One of the common reactions I get when I start to talk to people about Big Data is puzzlement. Despite fairly frequent analyst coverage of the topic lately, many people still aren't familiar with the topic. Therefore, discussing what Big Data means seems like a good initial topic for this blog.
Big Data is a term that has come to characterize problems that have four characteristics:
Let's look at each of those terms individually and examine what they really mean.
Volume is really pretty simple to define. It simply means that you have A LOT of data. How much is a lot? 1TB? 1PB? More? Less? That, unfortunately, is harder to define and the truth is that it will vary. I believe that this aspect of Big Data is really a multiplier. What I mean by that is the amount of data you have will act as a multiplier for the degree of difficulty potentially caused by the other three factors.

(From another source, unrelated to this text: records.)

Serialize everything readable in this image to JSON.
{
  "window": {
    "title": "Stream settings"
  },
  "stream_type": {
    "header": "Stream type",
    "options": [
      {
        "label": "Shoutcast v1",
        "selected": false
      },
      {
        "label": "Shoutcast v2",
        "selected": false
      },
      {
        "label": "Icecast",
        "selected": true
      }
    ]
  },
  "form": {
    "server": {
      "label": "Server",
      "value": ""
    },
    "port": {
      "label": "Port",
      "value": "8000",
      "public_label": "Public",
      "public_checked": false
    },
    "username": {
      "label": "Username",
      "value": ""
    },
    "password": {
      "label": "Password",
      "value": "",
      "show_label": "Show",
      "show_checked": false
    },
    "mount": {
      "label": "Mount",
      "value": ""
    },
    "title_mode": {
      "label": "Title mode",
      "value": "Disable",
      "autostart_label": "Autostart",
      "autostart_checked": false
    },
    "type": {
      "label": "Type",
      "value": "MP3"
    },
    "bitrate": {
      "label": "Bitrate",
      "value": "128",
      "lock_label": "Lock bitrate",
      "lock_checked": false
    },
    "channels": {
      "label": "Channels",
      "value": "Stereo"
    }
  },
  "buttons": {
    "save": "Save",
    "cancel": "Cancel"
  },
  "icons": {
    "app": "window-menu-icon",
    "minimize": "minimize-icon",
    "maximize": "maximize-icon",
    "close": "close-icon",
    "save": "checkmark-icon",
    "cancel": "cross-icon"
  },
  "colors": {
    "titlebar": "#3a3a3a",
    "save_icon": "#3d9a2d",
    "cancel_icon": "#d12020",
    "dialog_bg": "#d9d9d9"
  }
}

Velocity means that you are having trouble keeping up. What you are having trouble keeping up with will vary. It will often be the rate at which new data has to be loaded into your system. This is what most people think of when they think of velocity. However, I think velocity is really much broader than just ingest rates. Your architecture may not be able to keep up with the rate of user queries, updates or even the rate at which "things" change. In this case "things" could be data formats, service specifications or any number of other items.
Bottom line: if you are having trouble (or will have trouble) keeping up then you have a velocity problem.
Variety, like velocity, is at its surface very simple. Variety problems occur when you have to deal with data that is in lots of different formats. Sometimes you can "normalize" this data into a common model. However, that normalization is often expensive to achieve both in terms of man hours and in terms of sheer complexity. Additionally, this method of dealing with variety could result in a loss of data fidelity as the information is morphed from its original format.
If you don't "normalize" your data into a common model then you have to find a way to model and store each different data format. Again, this approach is often very time consuming and complex, especially when tackled using relational models. You now also face the additional task of figuring out how to query across each different data format while still achieving meaningful results. This can be a very challenging problem.
Furthermore, whenever you are faced with an additional variety of data, you have to go through this process again and every time you do, the problem of dealing with the variety gets exponentially harder. Normalizing eight different types of data is far more than twice as difficult as normalizing four different types. The same can be said for modeling them separately and then trying to query them together in a meaningful way.
Unfortunately, the problems of variety don't stop with different data formats, although that is likely one of the more common and hardest forms of the variety problem. Organizations are also faced with the challenge of dealing with the variety in the form of:
- User queries / analytics (often ad hoc)
- Data formats for exporting results
- Interface formats (REST, ATOM, RSS, SOAP, OpenSearch, etc.)
Ironically, defining complexity within this context is in itself, simple. Complexity can occur in any number of areas including complexity of the data formats, user queries, security requirements, or data retention policies, just to name a few.
Putting it Together
Unsurprisingly, this is where things really get hard. This is what makes Big Data problems so challenging. If you have a system with one, two or often even three of the problem areas described above, it is likely something that you have some reasonable experience solving in the past. In is only fairly recently that organizations have begun collecting enough varying data, quickly enough and trying to extract value from that mass of data to truly start to deal with these types of problems. Many organizations have tried to deal with this new class of challenge using legacy tools. I understand that. I've spent many years successfully building large systems using a pretty standard set of programming languages, tools and techniques. It makes sense that we first try to apply those same techniques and tools to this problem to see if they work. The problem is that they don't. They weren't designed to deal with these types of challenges. In order to successfully deal with this new challenge we need new techniques and new tools. As this blog progresses we will examine some of those new approaches.